For 14 years, Cook rarely left her house without wearing protection for urinary leaks.

"After my therapy with Erin, I drove to Florida by myself with no accidents," she says proudly. "I'm in Maine right now with my husband and I'm walking all over the place. No accidents.

"It's amazing - something so simple and it works, and I don't have to take medication. This was a godsend. I will keep doing the exercises for as long as I live. I don't want to risk things changing back to the way they were."
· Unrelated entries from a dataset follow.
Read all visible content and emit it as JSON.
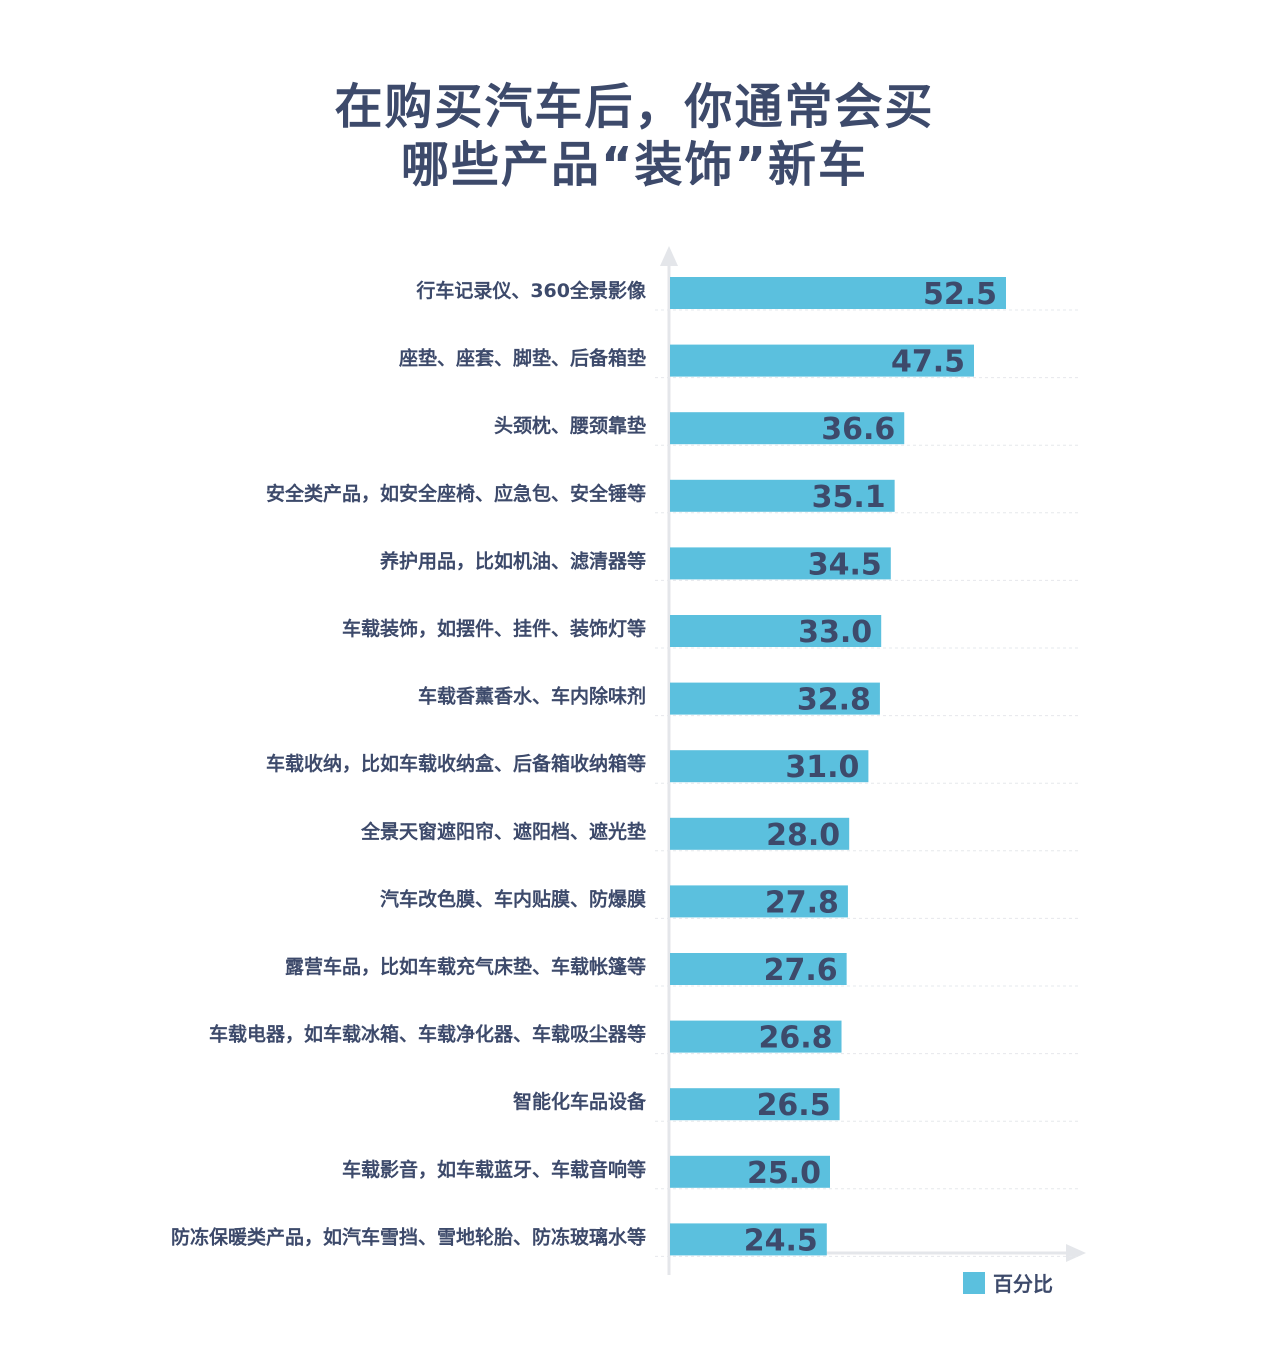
{
  "chart_data": {
    "type": "bar",
    "orientation": "horizontal",
    "title": [
      "在购买汽车后，你通常会买",
      "哪些产品“装饰”新车"
    ],
    "categories": [
      "行车记录仪、360全景影像",
      "座垫、座套、脚垫、后备箱垫",
      "头颈枕、腰颈靠垫",
      "安全类产品，如安全座椅、应急包、安全锤等",
      "养护用品，比如机油、滤清器等",
      "车载装饰，如摆件、挂件、装饰灯等",
      "车载香薰香水、车内除味剂",
      "车载收纳，比如车载收纳盒、后备箱收纳箱等",
      "全景天窗遮阳帘、遮阳档、遮光垫",
      "汽车改色膜、车内贴膜、防爆膜",
      "露营车品，比如车载充气床垫、车载帐篷等",
      "车载电器，如车载冰箱、车载净化器、车载吸尘器等",
      "智能化车品设备",
      "车载影音，如车载蓝牙、车载音响等",
      "防冻保暖类产品，如汽车雪挡、雪地轮胎、防冻玻璃水等"
    ],
    "series": [
      {
        "name": "百分比",
        "values": [
          52.5,
          47.5,
          36.6,
          35.1,
          34.5,
          33.0,
          32.8,
          31.0,
          28.0,
          27.8,
          27.6,
          26.8,
          26.5,
          25.0,
          24.5
        ],
        "value_labels": [
          "52.5",
          "47.5",
          "36.6",
          "35.1",
          "34.5",
          "33.0",
          "32.8",
          "31.0",
          "28.0",
          "27.8",
          "27.6",
          "26.8",
          "26.5",
          "25.0",
          "24.5"
        ]
      }
    ],
    "legend": {
      "position": "bottom-right",
      "label": "百分比"
    },
    "grid": true,
    "colors": {
      "bar": "#5bc0de",
      "text": "#3d4a6b",
      "axis": "#e4e6ea",
      "grid": "#e6e8ec"
    }
  }
}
Shinkle says that, like Cook, people are surprised to learn that issues such as incontinence, constipation and back pain can be linked to the pelvic area.

"The pelvic floor muscles are very integral part of the structural support of the pelvis and low back," she says.

"I educate patients daily on how everything in the body is connected. I've even had patients who have had knee pain develop from hip weakness, which was associated with increased pelvic floor pain.

"The body is fascinating the way it adapts and changes movement in attempts to protect you. As a therapist, it is always important for us to treat the patient and not just the pain or problem, to make sure you address all the drivers that contribute to the movement adaptations," she says.

Shinkle, currently completing a Pelvic Rehabilitation Practitioner Certification through Herman and Wallace Pelvic Rehabilitation Institute, says men can also benefit from pelvic therapy; they have pelvises, as well, she says smiling.

"We see many men of various ages and different problems. Post-prostatectomy is a common diagnosis we see, along with urinary leakage, urinary frequency, urinary retention, pelvic pain in testicles and penis. These issues all correlate with the anatomy and function of the pelvic floor and may benefit from pelvic health rehab," she says.

And you don't have to go to your primary physician first to see her, Shinkle says.

"People do not need a doctor's referral to come in for an evaluation to see if it is a pelvic floor dysfunction," she says.

"And if they need further medical management or assessment, I do refer out to physicians."